Le télétravail plébiscité mais en majorité sauvage

En France, 25 % des salariés du secteur privé travaillant dans une entreprirse d'au moins 10 salariés pratiquent le télétravail, 10 % de manière régulière et 15 % occasionnelle. C'est l'un des enseignements d'une étude qui vient d'être rendue publique par Le comptoir MM de la nouvelle entreprise, une structure d'analyse mise en place par l'assureur Malakoff Médéric. Cette enquête croisée a été menée auprès de 1507 salariés et de 401 dirigeants d'entreprises.

Non seulement le télétravail progresse, mais il reste largement plébiscité par ceux qui l'exercent, avec un taux de satisfaction forte chez 58 % d'entre eux. Seuls 9 % y trouvent peu leur compte, ressentant une satisfaction faible.

Si la motivation pour télétravailler reste liée à la vie personnelle, qu'il s'agisse de réduire le temps de trajet domicile-lieu de travail ou d'organiser son temps comme on le souhaite, les bénéfices reconnus par les télétravailleurs sont tant de l'ordre de leur vie personnelle, de leur santé que de leur travail.

Ils sont ainsi 90 % à juger que le télétravail apporte une meilleure responsabilisation-autonomie, 87 % une meilleure efficacité-produtivité, 82 % un engagement accru dans le travail, 78 % un plus grand épanouissement dans leur travail.

Côté entreprises, l'on reconnaît aussi des bénéfices sur le plan de l'engagement (82 %) ou de la responsabilisation-autonomie (80%), mais aussi un gain d'image employeur (68%), une baisse de l'absentéisme (39%), ou encore une optimisation des espaces de bureau (24%).

Un risque d'isolement social fortement perçu

Voilà pour la face rose de l'histoire. Car les auteurs de l'étude pointent aussi plusieurs inconvénients du télétravail. En tête, le risque d'isolement social, cité par 65 % de télétravailleurs. 59 % de ces derniers notent aussi une difficulté accrue pour séparer vie pro et vie privée, 56 % des difficultés techniques plus importantes (informatique, qualité du réseau, etc.), et quand même 55 % des temps de travail quotidiens plus élevés.
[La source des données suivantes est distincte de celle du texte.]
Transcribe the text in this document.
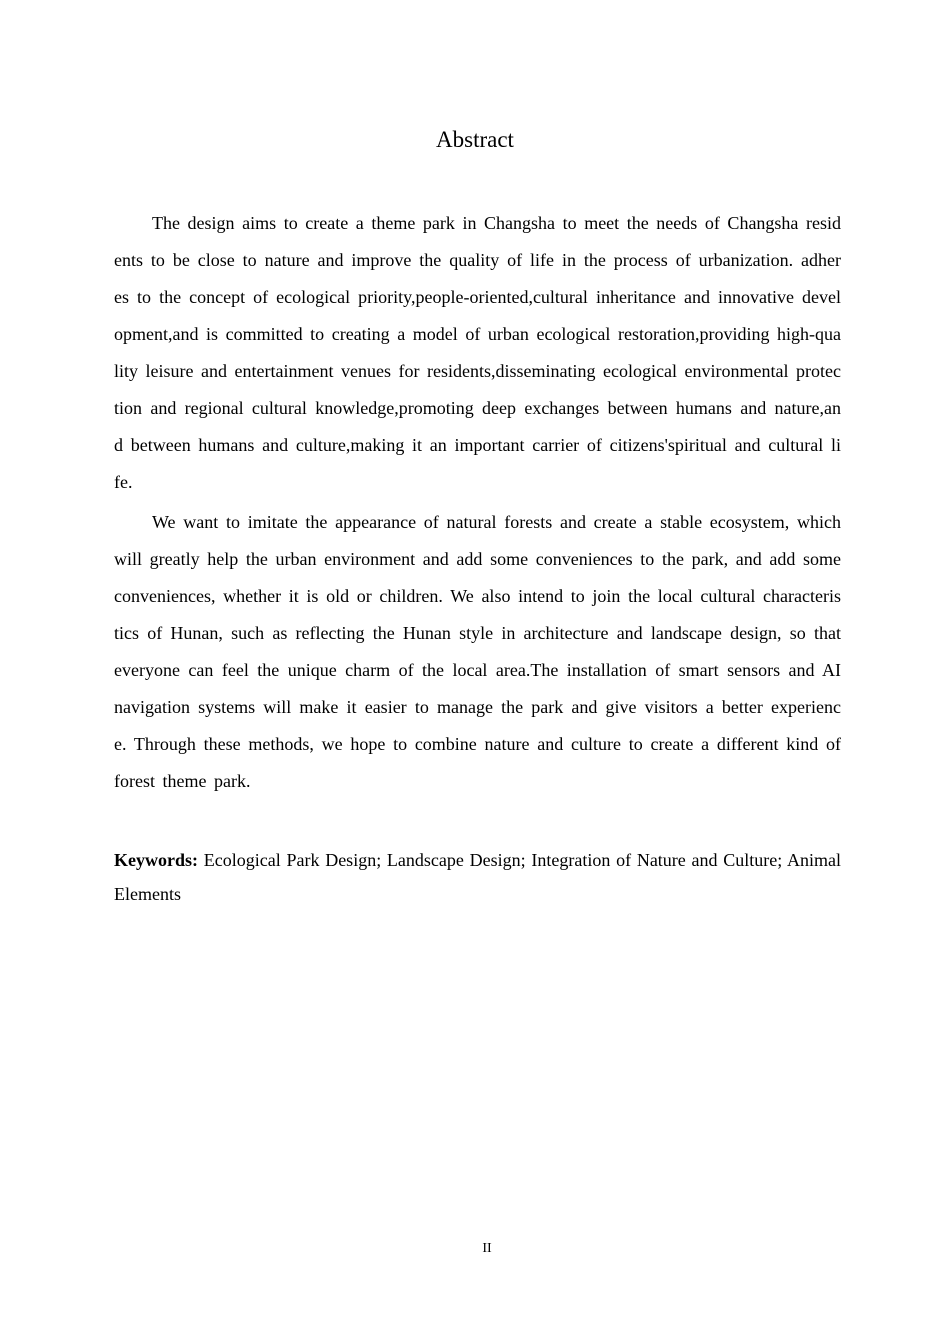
Abstract

The design aims to create a theme park in Changsha to meet the needs of Changsha residents to be close to nature and improve the quality of life in the process of urbanization. adheres to the concept of ecological priority,people-oriented,cultural inheritance and innovative development,and is committed to creating a model of urban ecological restoration,providing high-quality leisure and entertainment venues for residents,disseminating ecological environmental protection and regional cultural knowledge,promoting deep exchanges between humans and nature,and between humans and culture,making it an important carrier of citizens'spiritual and cultural life.

We want to imitate the appearance of natural forests and create a stable ecosystem, which will greatly help the urban environment and add some conveniences to the park, and add some conveniences, whether it is old or children. We also intend to join the local cultural characteristics of Hunan, such as reflecting the Hunan style in architecture and landscape design, so that everyone can feel the unique charm of the local area.The installation of smart sensors and AI navigation systems will make it easier to manage the park and give visitors a better experience. Through these methods, we hope to combine nature and culture to create a different kind of forest theme park.

Keywords: Ecological Park Design; Landscape Design; Integration of Nature and Culture; Animal Elements
II
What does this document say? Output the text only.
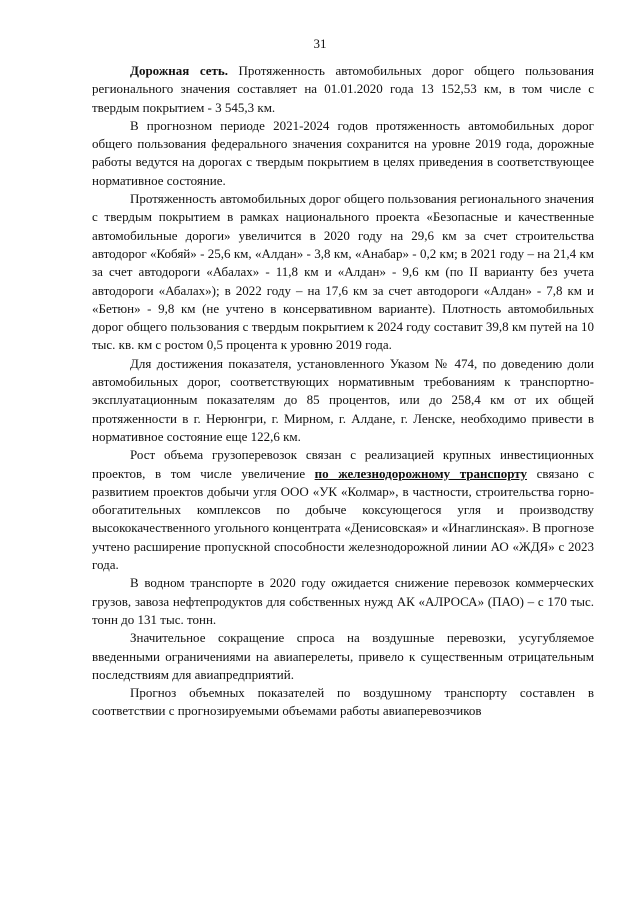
31

Дорожная сеть. Протяженность автомобильных дорог общего пользования регионального значения составляет на 01.01.2020 года 13 152,53 км, в том числе с твердым покрытием - 3 545,3 км.

В прогнозном периоде 2021-2024 годов протяженность автомобильных дорог общего пользования федерального значения сохранится на уровне 2019 года, дорожные работы ведутся на дорогах с твердым покрытием в целях приведения в соответствующее нормативное состояние.

Протяженность автомобильных дорог общего пользования регионального значения с твердым покрытием в рамках национального проекта «Безопасные и качественные автомобильные дороги» увеличится в 2020 году на 29,6 км за счет строительства автодорог «Кобяй» - 25,6 км, «Алдан» - 3,8 км, «Анабар» - 0,2 км; в 2021 году – на 21,4 км за счет автодороги «Абалах» - 11,8 км и «Алдан» - 9,6 км (по II варианту без учета автодороги «Абалах»); в 2022 году – на 17,6 км за счет автодороги «Алдан» - 7,8 км и «Бетюн» - 9,8 км (не учтено в консервативном варианте). Плотность автомобильных дорог общего пользования с твердым покрытием к 2024 году составит 39,8 км путей на 10 тыс. кв. км с ростом 0,5 процента к уровню 2019 года.

Для достижения показателя, установленного Указом № 474, по доведению доли автомобильных дорог, соответствующих нормативным требованиям к транспортно-эксплуатационным показателям до 85 процентов, или до 258,4 км от их общей протяженности в г. Нерюнгри, г. Мирном, г. Алдане, г. Ленске, необходимо привести в нормативное состояние еще 122,6 км.

Рост объема грузоперевозок связан с реализацией крупных инвестиционных проектов, в том числе увеличение по железнодорожному транспорту связано с развитием проектов добычи угля ООО «УК «Колмар», в частности, строительства горно-обогатительных комплексов по добыче коксующегося угля и производству высококачественного угольного концентрата «Денисовская» и «Инаглинская». В прогнозе учтено расширение пропускной способности железнодорожной линии АО «ЖДЯ» с 2023 года.

В водном транспорте в 2020 году ожидается снижение перевозок коммерческих грузов, завоза нефтепродуктов для собственных нужд АК «АЛРОСА» (ПАО) – с 170 тыс. тонн до 131 тыс. тонн.

Значительное сокращение спроса на воздушные перевозки, усугубляемое введенными ограничениями на авиаперелеты, привело к существенным отрицательным последствиям для авиапредприятий.

Прогноз объемных показателей по воздушному транспорту составлен в соответствии с прогнозируемыми объемами работы авиаперевозчиков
Côté entreprise, la perte du lien social arrive aussi en tête des inconvénients, avec un score toutefois moindre que pour les salariés, puisqu'elle est citée par 47 % des dirigeants interrogés. Derrière, ils sont 38 % à évoquer des problèmes à manager à distance.
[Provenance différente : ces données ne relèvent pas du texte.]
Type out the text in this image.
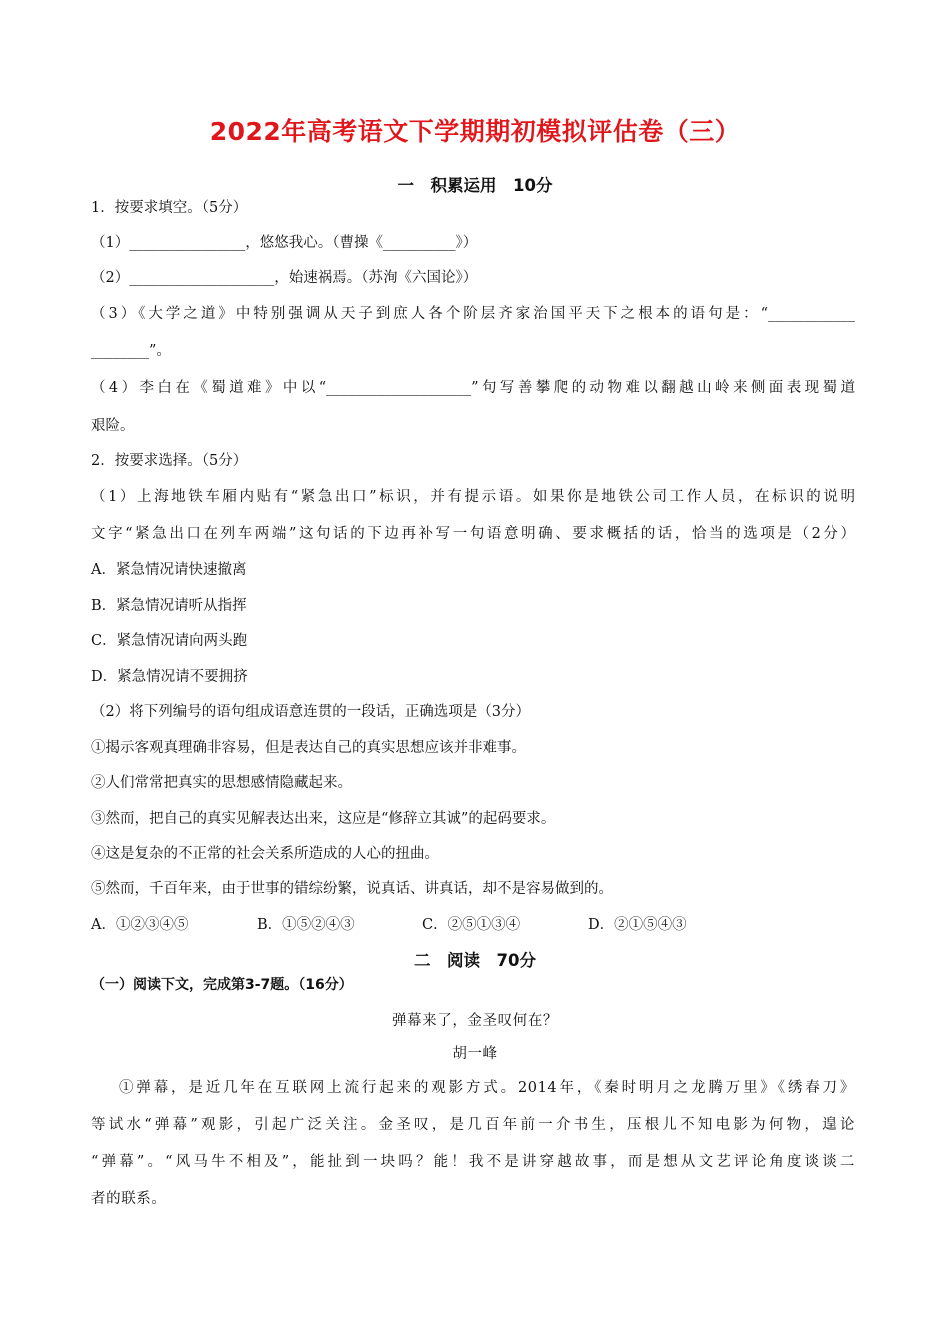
2022年高考语文下学期期初模拟评估卷（三）
一　积累运用　10分
1．按要求填空。（5分）
（1）________________，悠悠我心。（曹操《__________》）
（2）____________________，始速祸焉。（苏洵《六国论》）
（3）《大学之道》中特别强调从天子到庶人各个阶层齐家治国平天下之根本的语句是：“____________
________”。
（4）李白在《蜀道难》中以“____________________”句写善攀爬的动物难以翻越山岭来侧面表现蜀道
艰险。
2．按要求选择。（5分）
（1）上海地铁车厢内贴有“紧急出口”标识，并有提示语。如果你是地铁公司工作人员，在标识的说明
文字“紧急出口在列车两端”这句话的下边再补写一句语意明确、要求概括的话，恰当的选项是（2分）
A．紧急情况请快速撤离
B．紧急情况请听从指挥
C．紧急情况请向两头跑
D．紧急情况请不要拥挤
（2）将下列编号的语句组成语意连贯的一段话，正确选项是（3分）
①揭示客观真理确非容易，但是表达自己的真实思想应该并非难事。
②人们常常把真实的思想感情隐藏起来。
③然而，把自己的真实见解表达出来，这应是“修辞立其诚”的起码要求。
④这是复杂的不正常的社会关系所造成的人心的扭曲。
⑤然而，千百年来，由于世事的错综纷繁，说真话、讲真话，却不是容易做到的。
A．①②③④⑤	B．①⑤②④③	C．②⑤①③④	D．②①⑤④③
二　阅读　70分
（一）阅读下文，完成第3-7题。（16分）
弹幕来了，金圣叹何在？
胡一峰
①弹幕，是近几年在互联网上流行起来的观影方式。2014年，《秦时明月之龙腾万里》《绣春刀》
等试水“弹幕”观影，引起广泛关注。金圣叹，是几百年前一介书生，压根儿不知电影为何物，遑论
“弹幕”。“风马牛不相及”，能扯到一块吗？能！我不是讲穿越故事，而是想从文艺评论角度谈谈二
者的联系。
Mais en dépit des difficultés, le télétravail satisfait ceux qui l'exercent, et il fait aussi envie à une majorité des 75 % de salariés ne le pratiquant pas du tout : 56 % aimeraient ainsi pouvoir en bénéficier. L'aspiration est la plus forte chez les femmes (61%), les cadres (68%) et même les managers (61%).

Les choses peuvent-elles encore beaucoup progresser sur le front du télétravail ? Pas tellement si l'on écoute les 74 % d'entreprises interrogées ne le pratiquant pas. Pour 89 % d'entre elles, leur secteur d'activité ou leur métier ne se prête tout simplement pas au travail à distance. Seules 17 % invoquent aussi le risque de perte de lien social et d'esprit d'équipe et 12 % les difficultés à manager comme raisons de ne pas franchir le pas.

Enfin, côté entreprises proposant le télétravail, il y a une chose qui, elle, ne change pas tellement, c'est le télétravail sauvage. Seuls 6 % des salariés déclarant télétravailler disent le faire de manière officielle et contractualisée. En 2011, un rapport du sénat (voir notre article) évoquait déjà 7 % de télétravailleurs officiels. Depuis, le télétravail progresse, mais sa contractualisation semble rester au point mort.